Representing Top Glove Boxing Academy, the duo of Nick Hechler and Jessica Brugess combined for a flawless two-for-two record, with both Northern Ontario pugilists returning home with gold medals.
Battling in the 57-kg Junior C male grouping, Hechler won a unanimous decision (3-0) over Alec Burns of the Bay Area Athletic Club in Burlington.
"My game plan was to keep my distance, keep him out, and if he comes in, clench him," said Heckler, during a recent practice session at the Top Glove Regent Street training venue.
"My main weapon is my jab. I have to keep that active, or else they'll come in close and work on my body."
Showcasing his most dominating performance to date, the 15-year-old boxer suggested that he got a much better feel for his work in the ring only after reviewing the fight tape.
"To be honest, I didn't even know that I was winning during the fight," said Hechler. "When I watched the video after, that's when I noticed that, wow, I really did demolish him."
With a previously injured right wrist now at 100 per cent, Hechler has incorporated both right uppercuts and right hooks more effectively in his arsenal, making far greater use of the shoulder feint, and simply moving a lot more in the ring.
His biggest obstacle remains the fact that with only a handful of bouts under his belt, Hechler is not yet considered an "Open" fighter, severely limiting the size of the pool of potential opponents.
"It's very, very frustrating," he said. "Going into the Golden Gloves, there were 15 fighters in our weight class. But then we had 10 or 11 that were open fighters." With a couple of no-shows added to the mix, it was suddenly just Hechler and Burns remaining.
For Brugess, limited competition comes part and parcel of being a female boxer. In 18-year-old Deyra Correa of Calgary, Alta., Brugess was facing an up-and-coming talent, one who had moved quickly through the ranks to ascend to the "Open" classification.
Undaunted, Brugess quickly established control, eventually taking a 3-0 decision in the four-round affair.
"About 20 seconds in, I threw a nice overhand right that landed really well and I thought, 'OK, I've got this girl,'" said Brugess.
"It was my best performance ever. The first time I watched it, of course, I saw all of the mistakes. But as I paid a little more attention to it, I realized that I had executed everything that I wanted to do in that fight."

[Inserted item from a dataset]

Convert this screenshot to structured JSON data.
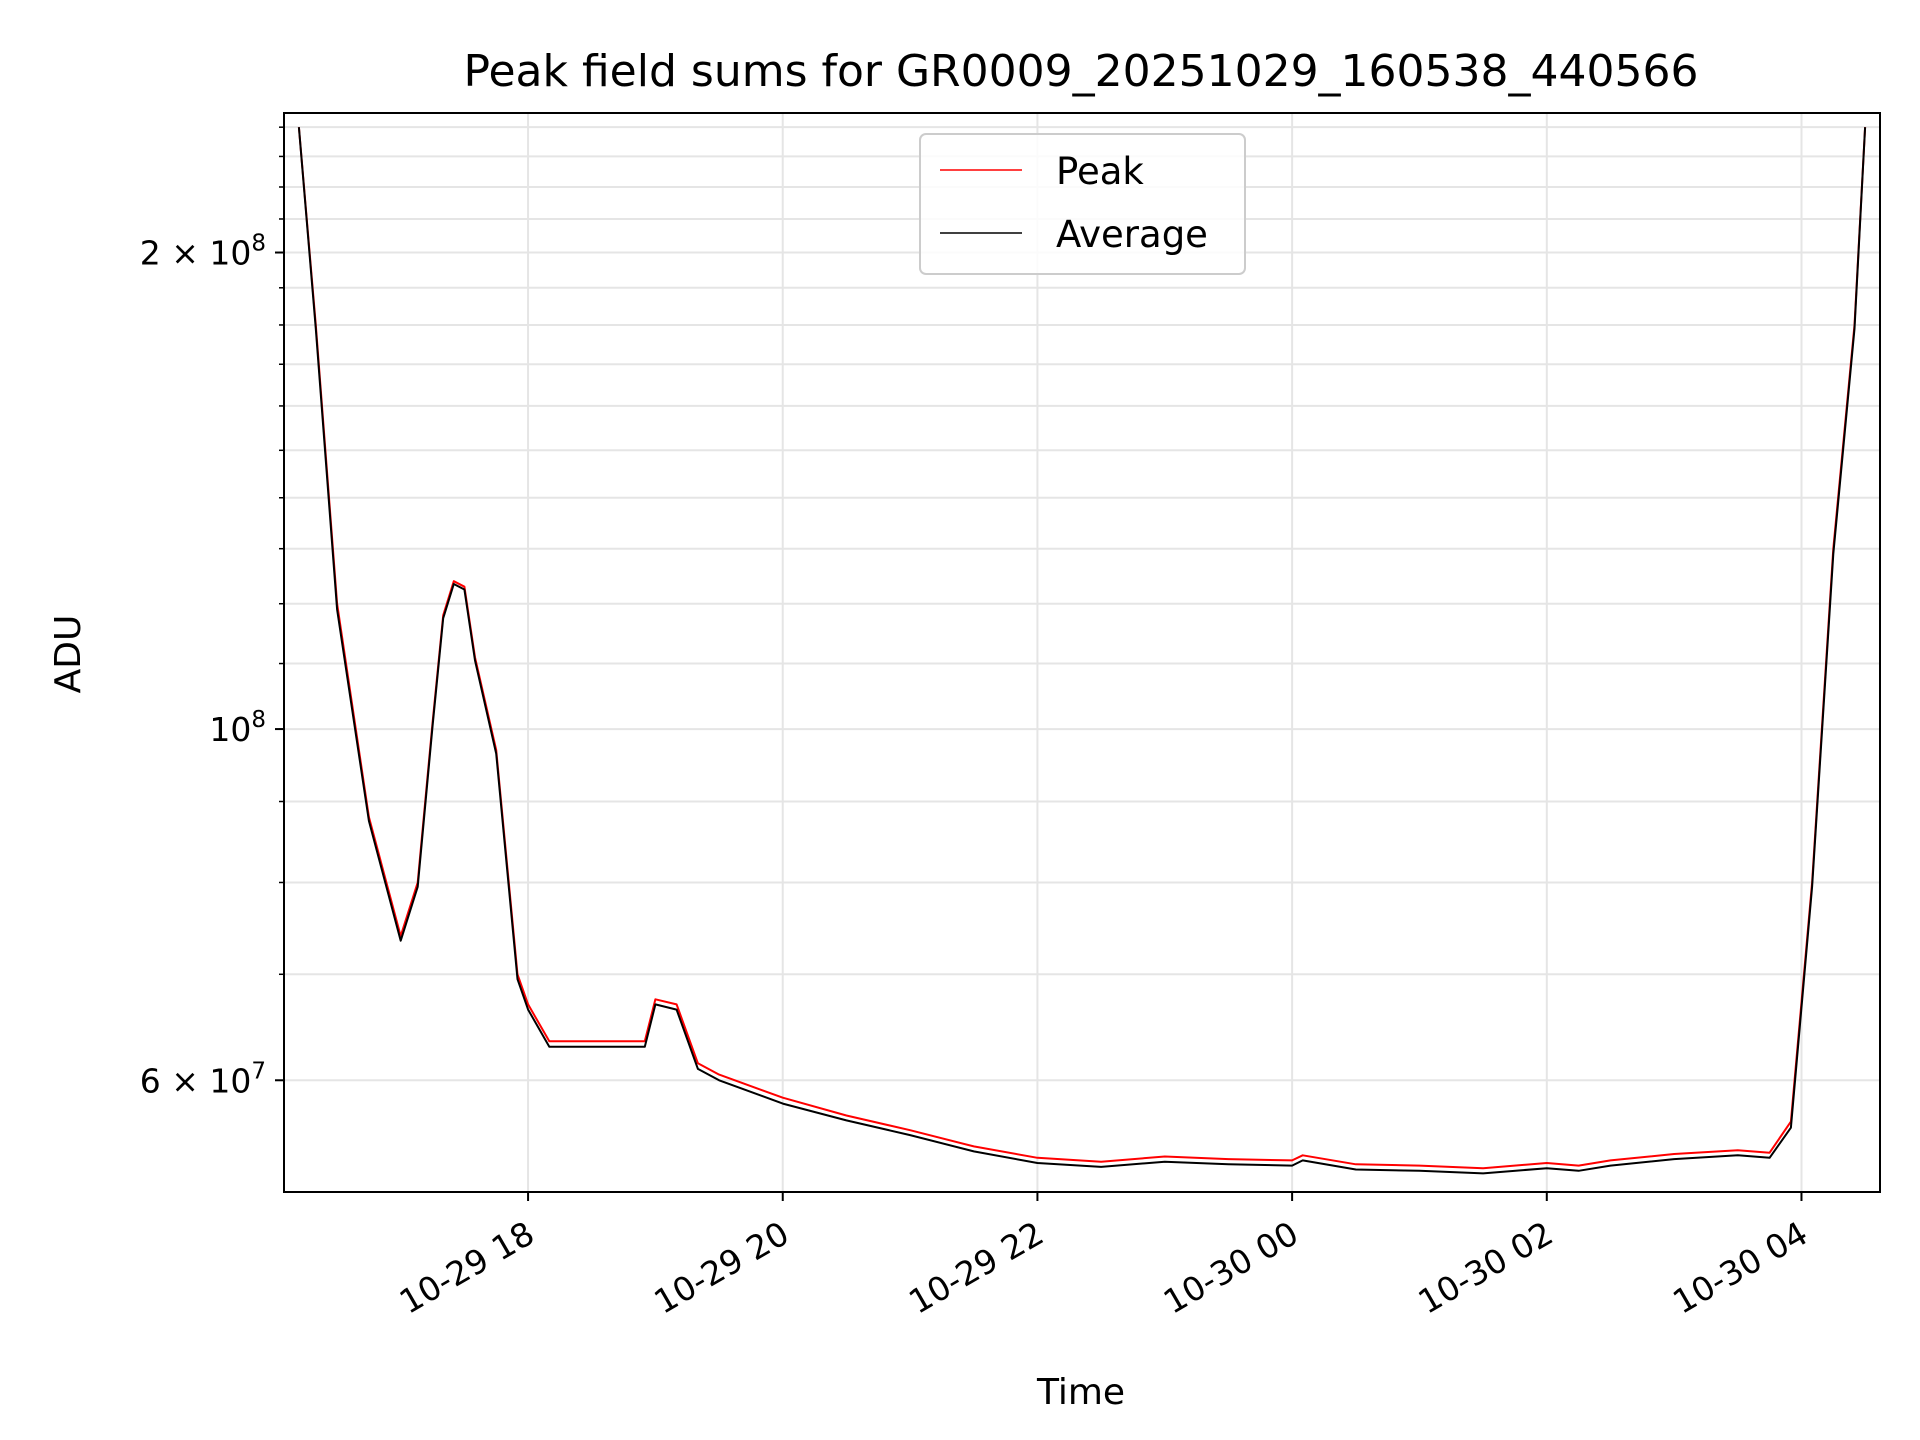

At 33 years of age, Brugess is a relatively late entry to the world of amateur boxing. Thankfully, she's a very quick study, soaking in as much knowledge as she can, rapidly closing the gap against opponents with far more fights on their resumes.
"The main focus, recently, was learning how to move around my opponent, as well as learning how to draw punches a little more effectively," she said. "To make them throw something that you know is coming so that you can counter on that punch.
"I also have a tendency to go straight backwards, and sometimes I tend to punch on the fly and not plant my feet, but those were some of the smaller points that we were working on the past few months."
As dominant as Brugess was opposite the Bowmount Boxing Club teenager, there remained that constant reminder in the back of her mind not to let Correa off the hook.
"You open that door, just for a moment, to your opponent and that's when the lucky punch comes through and you end up on the canvas," said Brugess.
"You have to keep giving as much as you can give the whole way through."
Though upcoming bouts have yet to be confirmed for either Hechler or Brugess, the work in the gym keeps them busy, giving both athletes more than a fighting chance of continuing their impressive progress.